Le samedi soir, les gros bonnets de Hayes and Berkeley se saoulèrent au Golden Valley Bar et expliquèrent aux responsables de la Harvey Land Company comment casser un mouvement social.

  • L’année prochaine, quand on aura une de ces trieuses qui viennent de Fresno, et dans quelques années, quand on pourra utiliser une moissonneuse, on aura plus besoin de ces maudits Okies. Aujourd’hui, une machine peut faire à peu près tout ce dont est capable un homme. Plus de réclamations, alors ! Bon sang, quel soulagement ! Je pourrai aller me distraire à Frisco sans avoir à m’inquiéter des revendications des cueilleurs.
  • Vive l’agriculture moderne, hein ? Combien cette grève vous a coûté ?
  • Cher pour la briser, mais ça valait le coup. Ces gens-là doivent comprendre qu’ils peuvent pas en demander trop. Je pense qu’on sera largement gagnants avec l’abattement de quarante pour cent que le gouvernement nous accorde sur le coton.
  • C’est ce putain de gouvernement qui encourage ces Okies. Pensez à tous ces camps fédéraux ! Des fleurs dans la cour, des sanitaires, des terrains de jeu, des jolies petites maisons de poupées où vivre, des machines à laver ! Pas mal, hein ? Mais qui paie pour tout ça ?
  • Et qui fait briller la Californie ?
  • Ouais, qui la fait briller ?
  • On a pas droit à quelque chose ? Moi, je dis que ces foutus Okies ont jamais connu que le travail et la dèche. Ils se pointent ici et voilà qu’ils croient pouvoir nous mettre la pression sous prétexte qu’on possède des milliers d’hectares de cultures et que ça leur déplaît. On vit dans un pays libre. N’importe lequel d’entre eux aurait pu avoir la même chose.
  • Y a une classe de gens faits pour ce genre de boulot dans le monde entier. C’est comme ça. Tu peux bien les aider à s’élever, ils finiront toujours par retomber.
  • Ouais, mais va falloir ouvrir l’œil maintenant. Car ils essaient de grimper et ces foutus syndicats font tout pour les aider. Pas question de se reposer sur nos lauriers sous prétexte qu’on a brisé une grève.
  • Buvons en l’honneur des moissonneuses de coton et oublions nos problèmes, hein ?
  • Ouais, buvons à quelque chose ! Aujourd’hui, tout le monde est contre les gros bonnets, même le gouvernement. Parfois, j’aimerais être un travailleur pour avoir à me soucier que de manger et de dormir. Qu’est-ce qu’on y gagne pour finir ?

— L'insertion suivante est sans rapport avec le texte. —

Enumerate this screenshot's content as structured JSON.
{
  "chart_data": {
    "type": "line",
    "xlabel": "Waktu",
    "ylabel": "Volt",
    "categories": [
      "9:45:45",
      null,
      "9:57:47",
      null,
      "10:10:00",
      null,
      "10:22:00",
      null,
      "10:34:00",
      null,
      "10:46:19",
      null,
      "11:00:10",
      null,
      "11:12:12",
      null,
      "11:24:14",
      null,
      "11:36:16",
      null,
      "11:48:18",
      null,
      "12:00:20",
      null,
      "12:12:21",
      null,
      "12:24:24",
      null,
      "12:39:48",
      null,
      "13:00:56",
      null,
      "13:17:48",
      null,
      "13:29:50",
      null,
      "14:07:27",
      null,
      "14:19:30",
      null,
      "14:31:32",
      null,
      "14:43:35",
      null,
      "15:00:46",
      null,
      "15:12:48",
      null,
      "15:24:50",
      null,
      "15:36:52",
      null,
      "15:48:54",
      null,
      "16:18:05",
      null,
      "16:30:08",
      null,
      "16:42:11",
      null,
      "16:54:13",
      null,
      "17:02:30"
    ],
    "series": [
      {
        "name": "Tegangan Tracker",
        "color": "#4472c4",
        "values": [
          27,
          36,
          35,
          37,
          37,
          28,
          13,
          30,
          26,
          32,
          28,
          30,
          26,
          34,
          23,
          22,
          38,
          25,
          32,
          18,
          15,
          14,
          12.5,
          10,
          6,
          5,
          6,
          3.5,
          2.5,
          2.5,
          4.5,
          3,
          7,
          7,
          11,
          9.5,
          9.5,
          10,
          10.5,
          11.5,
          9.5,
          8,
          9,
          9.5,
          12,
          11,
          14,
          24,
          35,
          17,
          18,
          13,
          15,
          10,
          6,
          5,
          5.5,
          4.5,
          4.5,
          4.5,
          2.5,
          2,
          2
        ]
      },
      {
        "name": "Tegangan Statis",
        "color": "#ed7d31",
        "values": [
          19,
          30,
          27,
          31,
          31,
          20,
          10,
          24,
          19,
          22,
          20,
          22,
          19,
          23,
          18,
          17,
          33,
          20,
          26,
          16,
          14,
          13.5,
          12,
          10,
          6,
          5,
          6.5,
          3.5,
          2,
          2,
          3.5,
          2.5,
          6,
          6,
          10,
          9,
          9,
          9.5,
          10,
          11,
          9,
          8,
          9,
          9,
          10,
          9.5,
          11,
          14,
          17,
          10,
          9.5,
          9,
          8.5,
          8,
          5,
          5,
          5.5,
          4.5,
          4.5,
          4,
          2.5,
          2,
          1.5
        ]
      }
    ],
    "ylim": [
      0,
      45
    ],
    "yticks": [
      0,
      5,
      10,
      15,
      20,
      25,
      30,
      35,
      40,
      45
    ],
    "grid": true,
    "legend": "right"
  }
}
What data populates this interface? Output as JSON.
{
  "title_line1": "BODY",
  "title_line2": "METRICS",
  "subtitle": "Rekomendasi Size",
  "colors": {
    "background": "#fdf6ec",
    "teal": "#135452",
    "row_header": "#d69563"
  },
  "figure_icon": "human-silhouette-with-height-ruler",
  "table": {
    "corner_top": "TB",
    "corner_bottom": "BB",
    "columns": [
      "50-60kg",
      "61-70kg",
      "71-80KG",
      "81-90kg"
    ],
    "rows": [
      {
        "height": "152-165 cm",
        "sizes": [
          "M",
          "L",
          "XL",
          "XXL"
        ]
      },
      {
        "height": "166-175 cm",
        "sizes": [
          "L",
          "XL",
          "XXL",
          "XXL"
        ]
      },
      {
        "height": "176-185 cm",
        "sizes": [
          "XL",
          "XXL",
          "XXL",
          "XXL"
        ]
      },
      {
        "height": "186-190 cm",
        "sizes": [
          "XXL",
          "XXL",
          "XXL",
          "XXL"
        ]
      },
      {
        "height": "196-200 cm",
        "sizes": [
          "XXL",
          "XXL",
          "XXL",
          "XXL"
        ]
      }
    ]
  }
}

Le barman leur apporta une nouvelle tournée, puis il récupéra les verres vides et passa un coup de torchon sur les traces humides.

  • C’est la maison qui paie, dit-il avant de s’éloigner sans bruit sur ses semelles en caoutchouc.

Après avoir posé les verres sur le bar, il se retourna vers la table ronde. L’un des hommes lui adressa un clin d’œil et fit un signe de tête en direction du juke-box. Le barman fouilla la poche doù il rangeait ses pourboires, s’approcha de la machine et examina les titres des disques. Il glissa une pièce dans la fente et appuya sur le bouton de son choix. Bientôt, la salle s’emplit des rythmes trépidants de « Dipsy Doodle (2)».


  1. Okie : nom donné aux travailleurs journaliers. Des déracinés, démunis et surexploités.
  2. Chanson de Larry Clinton qui connut un grand succès en 1937 et fut notamment interprétée par Ella Fitzgerald. En anglais, l’expression « dipsy-doodle » signifie « changer de direction ».

Sanora Babb. « Eux dont les noms sont inconnus ». Les Éditions du Sonneur.